Coca-Cola Company siempre ha podido presumir de dos cosas: de tener la marca de refrescos más famosa del mundo y de una trayectoria que ha hecho sonreír a miles de accionistas, en parte porque su popularidad le da un poder fabuloso para fijar precios. La compañía tiene acuerdos con más de 200 embotelladoras en distintos países a las que proporciona los concentrados, que son la base de los jarabes que dan lugar a los cosquilleantes refrescos. El reparto de funciones en este engranaje lleva décadas engrasado: la empresa norteamericana establece la estrategia, programa la publicidad general y apoya a sus socias (que son sociedades independientes), en las que, a menudo, participa accionarialmente con una posición minoritaria. A cambio estas embotellan, enlatan, distribuyen y comercializan las bebidas, y están en contacto directo con los clientes, lo que les exige hacer importantes inversiones y conocer al dedillo sus mercados, en los que ejecutan sus propias campañas de marketing y patrocinios.
Un nuevo ERE
CCEP Iberia tenía en 2024 una plantilla de 4.208 empleados (últimos datos disponibles), la mayoría (2.269) dedicados al área industrial, y lleva varios años ajustando plantilla. Nadie en la empresa quiere repetir el error de 2014, cuando despidieron a 821 empleados y el proceso se declaró nulo por la Audiencia Nacional.
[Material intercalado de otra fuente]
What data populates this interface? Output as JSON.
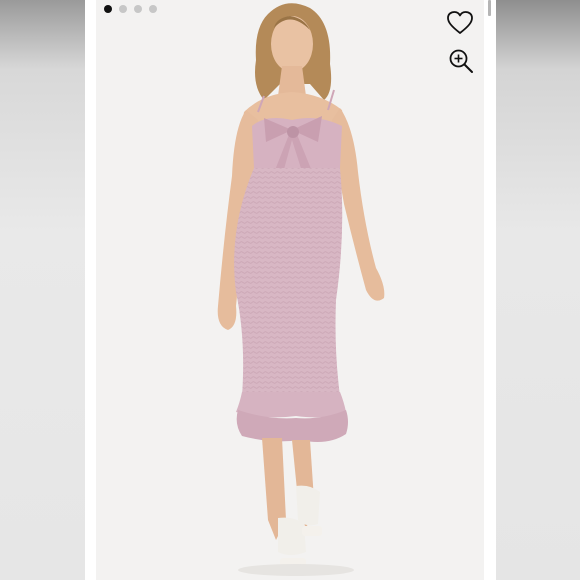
{
  "viewer": {
    "image_count": 4,
    "active_index": 0,
    "accent_color": "#111111",
    "inactive_dot_color": "#c7c7c7",
    "background_color": "#f3f2f1",
    "dress_color": "#d8b7c4"
  },
  "actions": {
    "like_icon": "heart-outline-icon",
    "zoom_icon": "zoom-in-icon"
  }
}
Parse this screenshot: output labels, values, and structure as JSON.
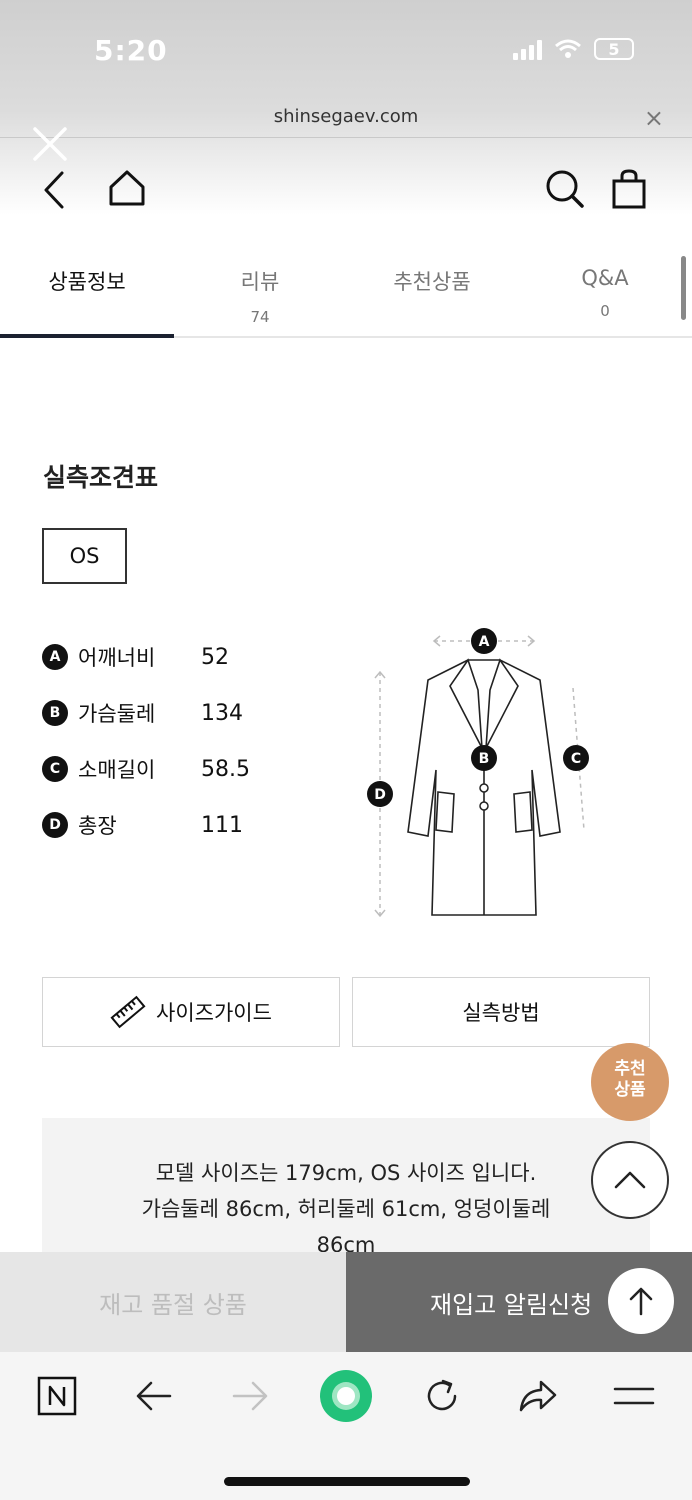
{
  "status": {
    "time": "5:20",
    "battery": "5"
  },
  "browser": {
    "url": "shinsegaev.com",
    "close": "×"
  },
  "tabs": [
    {
      "label": "상품정보",
      "count": ""
    },
    {
      "label": "리뷰",
      "count": "74"
    },
    {
      "label": "추천상품",
      "count": ""
    },
    {
      "label": "Q&A",
      "count": "0"
    }
  ],
  "size_chart": {
    "title": "실측조견표",
    "selected_size": "OS",
    "rows": [
      {
        "key": "A",
        "label": "어깨너비",
        "value": "52"
      },
      {
        "key": "B",
        "label": "가슴둘레",
        "value": "134"
      },
      {
        "key": "C",
        "label": "소매길이",
        "value": "58.5"
      },
      {
        "key": "D",
        "label": "총장",
        "value": "111"
      }
    ]
  },
  "buttons": {
    "size_guide": "사이즈가이드",
    "measure_method": "실측방법"
  },
  "recommend_badge": {
    "line1": "추천",
    "line2": "상품"
  },
  "model_info": {
    "line1": "모델 사이즈는 179cm, OS 사이즈 입니다.",
    "line2": "가슴둘레 86cm, 허리둘레 61cm, 엉덩이둘레",
    "line3": "86cm"
  },
  "purchase_bar": {
    "sold_out": "재고 품절 상품",
    "restock": "재입고 알림신청"
  },
  "colors": {
    "tab_underline": "#1b2130",
    "recommend_badge": "#d79a6a",
    "restock_bg": "#6a6a6a",
    "browser_record": "#22c17a"
  }
}
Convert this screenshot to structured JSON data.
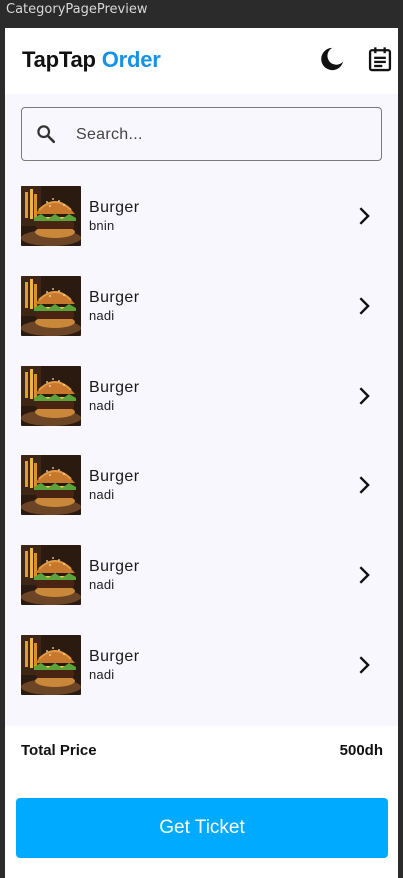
{
  "window": {
    "title": "CategoryPagePreview"
  },
  "header": {
    "brand_part1": "TapTap",
    "brand_part2": "Order",
    "icons": [
      "moon-icon",
      "calendar-icon"
    ]
  },
  "search": {
    "placeholder": "Search...",
    "value": "",
    "icon": "search-icon"
  },
  "items": [
    {
      "name": "Burger",
      "subtitle": "bnin"
    },
    {
      "name": "Burger",
      "subtitle": "nadi"
    },
    {
      "name": "Burger",
      "subtitle": "nadi"
    },
    {
      "name": "Burger",
      "subtitle": "nadi"
    },
    {
      "name": "Burger",
      "subtitle": "nadi"
    },
    {
      "name": "Burger",
      "subtitle": "nadi"
    }
  ],
  "footer": {
    "total_label": "Total Price",
    "total_value": "500dh",
    "button_label": "Get Ticket"
  },
  "colors": {
    "accent": "#00aaff",
    "brand_blue": "#1592e6",
    "content_bg": "#f8f7fd"
  }
}
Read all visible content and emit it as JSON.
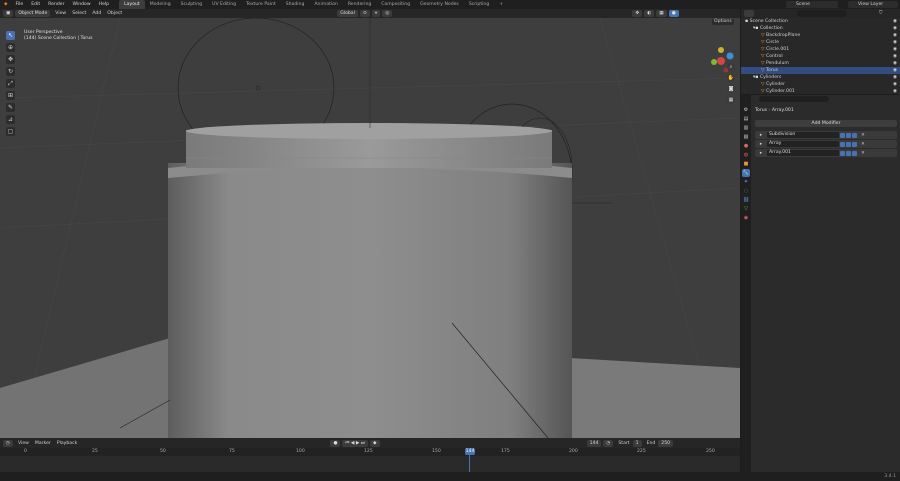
{
  "topbar": {
    "menus": [
      "File",
      "Edit",
      "Render",
      "Window",
      "Help"
    ],
    "workspaces": [
      "Layout",
      "Modeling",
      "Sculpting",
      "UV Editing",
      "Texture Paint",
      "Shading",
      "Animation",
      "Rendering",
      "Compositing",
      "Geometry Nodes",
      "Scripting"
    ],
    "scene": "Scene",
    "view_layer": "View Layer"
  },
  "viewport_header": {
    "mode": "Object Mode",
    "menus": [
      "View",
      "Select",
      "Add",
      "Object"
    ],
    "orientation": "Global",
    "options_label": "Options"
  },
  "viewport": {
    "perspective_label": "User Perspective",
    "collection_label": "(144) Scene Collection | Torus"
  },
  "outliner": {
    "search_placeholder": "",
    "items": [
      {
        "label": "Scene Collection"
      },
      {
        "label": "Collection"
      },
      {
        "label": "BackdropPlane"
      },
      {
        "label": "Circle"
      },
      {
        "label": "Circle.001"
      },
      {
        "label": "Control"
      },
      {
        "label": "Pendulum"
      },
      {
        "label": "Torus"
      },
      {
        "label": "Cylinders"
      },
      {
        "label": "Cylinder"
      },
      {
        "label": "Cylinder.001"
      }
    ],
    "selected": "Torus"
  },
  "properties": {
    "breadcrumb_object": "Torus",
    "breadcrumb_modifier": "Array.001",
    "add_modifier": "Add Modifier",
    "modifiers": [
      {
        "name": "Subdivision"
      },
      {
        "name": "Array"
      },
      {
        "name": "Array.001"
      }
    ]
  },
  "timeline": {
    "menus": [
      "View",
      "Marker",
      "Playback"
    ],
    "current_frame": "144",
    "start_label": "Start",
    "start_value": "1",
    "end_label": "End",
    "end_value": "250",
    "ruler": [
      "0",
      "25",
      "50",
      "75",
      "100",
      "125",
      "150",
      "175",
      "200",
      "225",
      "250"
    ],
    "playhead_label": "144"
  },
  "statusbar": {
    "version": "3.4.1"
  }
}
En 2023 fueron 58 las bajas, 115 en 2024 y cerca de medio centenar el año pasado. Este 2026 ha arrancado con la propuesta de un ERE para 23 personas en Esplugues de Llobregat (Barcelona). La compañía explica que todos ellos “se han llevado a cabo de la mano de la representación laboral para adecuar las operaciones actuales a las necesidades del mercado”, y destaca que han incluido medidas para minimizar su impacto, como recolocaciones. Los sindicatos, en cambio, acusan a la empresa de un goteo de bajas para externalizar servicios.